Growing up in West Winfield, Macri was the son of parents who had not earned high school diplomas. His dad worked as a truck driver and his mom as the custodian of the school he attended. But they understood the importance of education and urged Macri to pursue his own studies.

“Education has always been something they struggled with and has been valued in our house and our home,” Macri said.

Heading to college, Macri envisioned a career as a professional musician — “I am not a professional musician at this time,” he pointed out with a smile. He played saxophone and joined bands, but he was drawn to education.

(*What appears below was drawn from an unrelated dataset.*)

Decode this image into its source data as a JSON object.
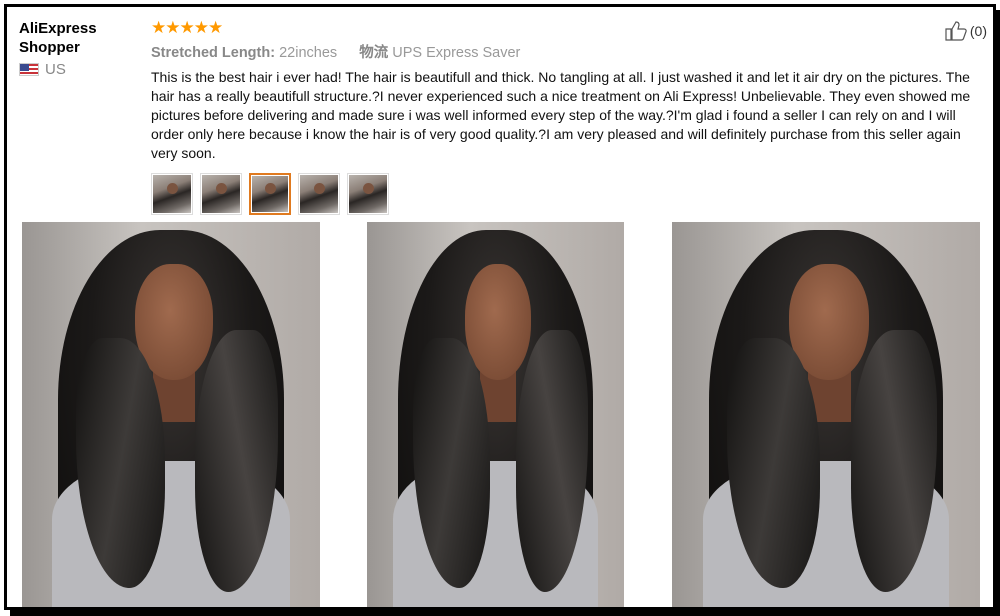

“My father was very clear: He said that’s great but you are going to go to college, you need to find something that works,” he said.

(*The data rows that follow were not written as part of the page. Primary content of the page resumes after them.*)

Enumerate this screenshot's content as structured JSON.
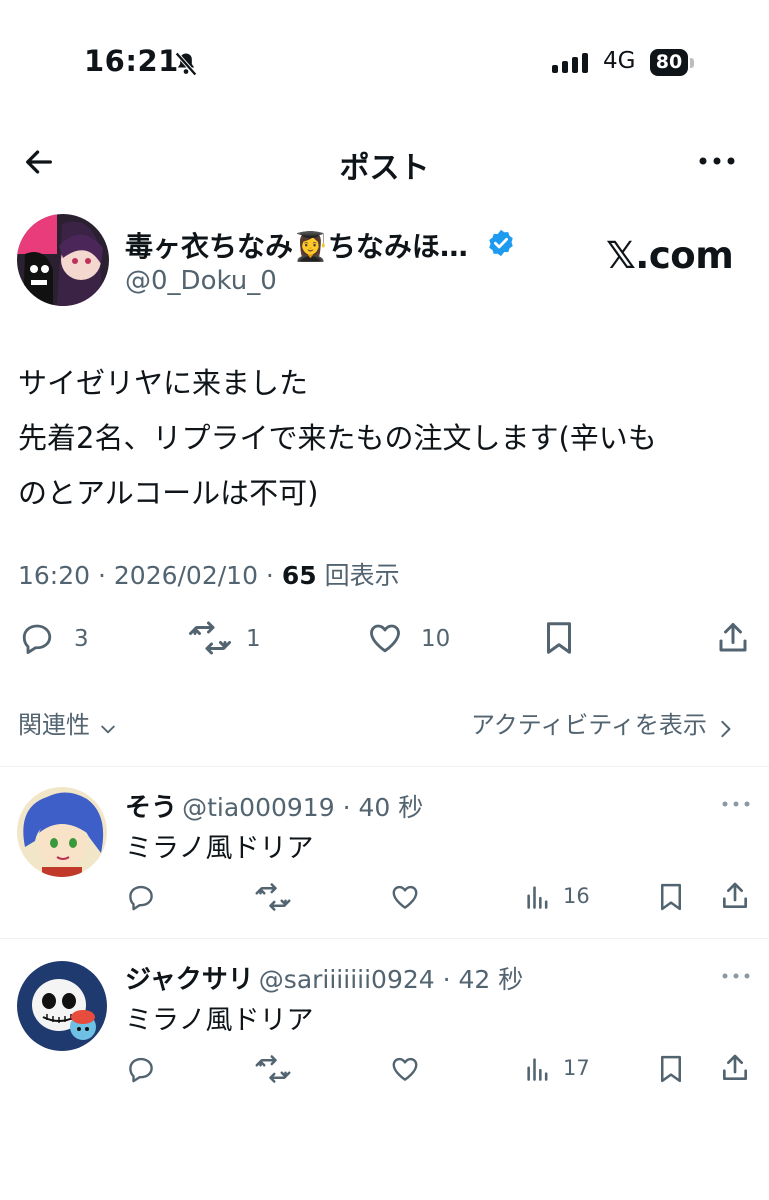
{
  "status_bar": {
    "time": "16:21",
    "network": "4G",
    "battery": "80"
  },
  "header": {
    "title": "ポスト"
  },
  "post": {
    "display_name": "毒ヶ衣ちなみ👩‍🎓ちなみほ…",
    "handle": "@0_Doku_0",
    "watermark": "𝕏.com",
    "text": "サイゼリヤに来ました\n先着2名、リプライで来たもの注文します(辛いも\nのとアルコールは不可)",
    "time": "16:20",
    "date": "2026/02/10",
    "views": "65",
    "views_label": "回表示",
    "replies": "3",
    "reposts": "1",
    "likes": "10"
  },
  "filters": {
    "relevance": "関連性",
    "activity": "アクティビティを表示"
  },
  "replies": [
    {
      "name": "そう",
      "handle": "@tia000919",
      "time": "40 秒",
      "text": "ミラノ風ドリア",
      "views": "16"
    },
    {
      "name": "ジャクサリ",
      "handle": "@sariiiiiii0924",
      "time": "42 秒",
      "text": "ミラノ風ドリア",
      "views": "17"
    }
  ],
  "colors": {
    "text": "#0f1419",
    "secondary": "#536471",
    "verified": "#1d9bf0",
    "divider": "#eff3f4"
  }
}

He studied music education in college and started as a music teacher in Salem. After meeting his wife, Macri took a job in the Lansingburgh school district in Troy, where he eventually served as a high school principal and led the district’s data analysis.

Becoming a superintendent was never his goal, Macri said. But when the Dunaesburg position opened last year after Christine Crowley announced her retirement, he threw his hat into the ring.

“I’ve never thought about being a school superintendent in the sense of this is what I want to do, I’ve always thought about being a school leader,” he said.

As a former music teacher, Macri said his greatest strength is viewing the whole of an education system, thinking about it like he would a musical production — every instrument in tune or they all suffer.

“For music teachers, we look at the grand performance, we look at the bigger aspects, all the small pieces that go into it,” he said. “For a good performance you have to have every part working together perfectly. For a school to work well, you have to have every part working well.”

Macri enters the job at the start of the annual budget season — and one that is shaping up to present tough choices in districts across the state. He said he has started to analyze the budget but that it was too early to say what types of decisions that the district will be forced to make as it hashes out a spending plan over the next months.

“We’ve already started the budget process, we’ve already had many conversations about what’s going to be in the budget, but it’s still too early to tell,” Macri said.

Macri lives in Voorheesville with his wife and four kids — ages 12, 10, 6 and 3 — and said he doesn’t plan to move them to Duanesburg.

While in school, students have a chance to explore their interests and discover their passions, Macri said, highlighting the importance of music, physical education and other programs outside the core academic subjects.

“Only in schools do we get the opportunity to try as much as we do,” he said. “For kids it’s to see what they really want to do for the rest of their lives or learn things, [so] they can have a lifelong love of learning.”